Speaking of Apple, they have a different passkey approach. You still need a traditional password to log into your Apple ID, but you can still set up passkeys to log into your various accounts, when supported. You’ll need an Apple device running iOS 16 or macOS Ventura or newer, and to be using iCloud Keychain.
When you create a new account that supports passkeys, or you access the account management settings of an account that supports passkeys, you’ll see the option to create a passkey. When you choose it, you can tap “Continue” to save the passkey (iPhone), or choose your authentication process on Mac (Touch ID, QR code, or external security key). This passkey will save to your iCloud Keychain, so you’ll be able to use it across all your Apple ID devices, not just the device you made it on.
How a passkey works in practice
Once you have created a passkey on your device, you only need authenticate your login using Face ID, Touch ID, or your device password or PIN. If you’re using Apple products, a single passkey will work for all your devices, and will support autofill as well—though you’ll be limited to using the Safari browser. If you’re using Chrome, you’ll need to create a new passkey from your Google Account. Currently, Firefox doesn’t support passkeys.
By way of example, here’s how the process works in Google. When you go to the login page, you’ll be asked to use passkeys instead of other methods. Click the Continue button.
Screenshot: Khamosh Pathak
Now, the OS level prompt for authentication will show up. For me, that’s logging into my MacBook Air on Safari via a Touch ID authentication. Once you authenticate, you’ll be logged in.
Screenshot: Khamosh Pathak
That’s it—a two-step process that’s secure and easy to use. You don’t need to remember a password, or wait for a one-time password or code over SMS, or even an authenticator app.

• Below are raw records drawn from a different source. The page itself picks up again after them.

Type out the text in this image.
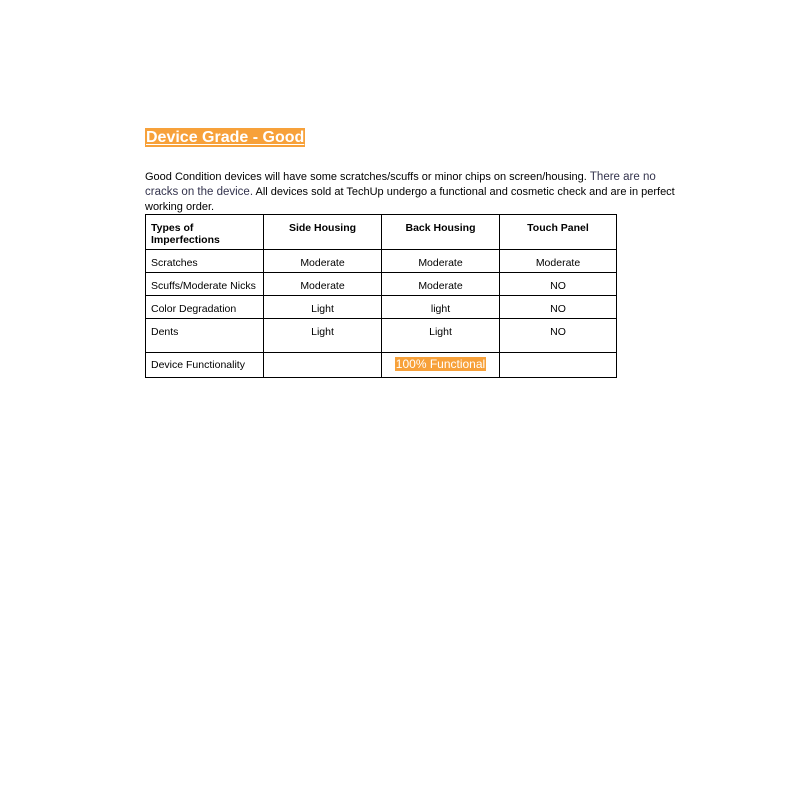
Device Grade - Good
Good Condition devices will have some scratches/scuffs or minor chips on screen/housing. There are no cracks on the device. All devices sold at TechUp undergo a functional and cosmetic check and are in perfect working order.
Types of Imperfections	Side Housing	Back Housing	Touch Panel

Scratches	Moderate	Moderate	Moderate

Scuffs/Moderate Nicks	Moderate	Moderate	NO

Color Degradation	Light	light	NO

Dents	Light	Light	NO

Device Functionality		100% Functional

Passkeys aren’t just easier to use, they’re more secure
Passkeys are easier to use than passwords, especially when you consider the security issues of SMS 2FA, and the hassle of using a one-time authentication app. But the promise of passkeys goes beyond just ease of use—because they are made cryptographically, they are secure and encrypted by default, and will prevent phishing and other types of scams.
The only major downside of passkeys are their dependence on your device, and on keys generated by companies themselves. Device authentication is not an issue if you’re using Face ID and services like iCloud Keychain.
That said, you don’t have to trust big companies to generate your passkeys. Password managers like 1Password are evolving to help you manage all your passkeys in a secure, third-party account. And you’re always free to carry your passkeys around in a secure digital key that you own and manage yourself.
The clear advantage of using a service like 1Password or even iCloud Keychain is that passkeys are stored in end-t0-end encrypted vaults. As long as the account itself is secure, there is no risk of your data being compromised in a leak.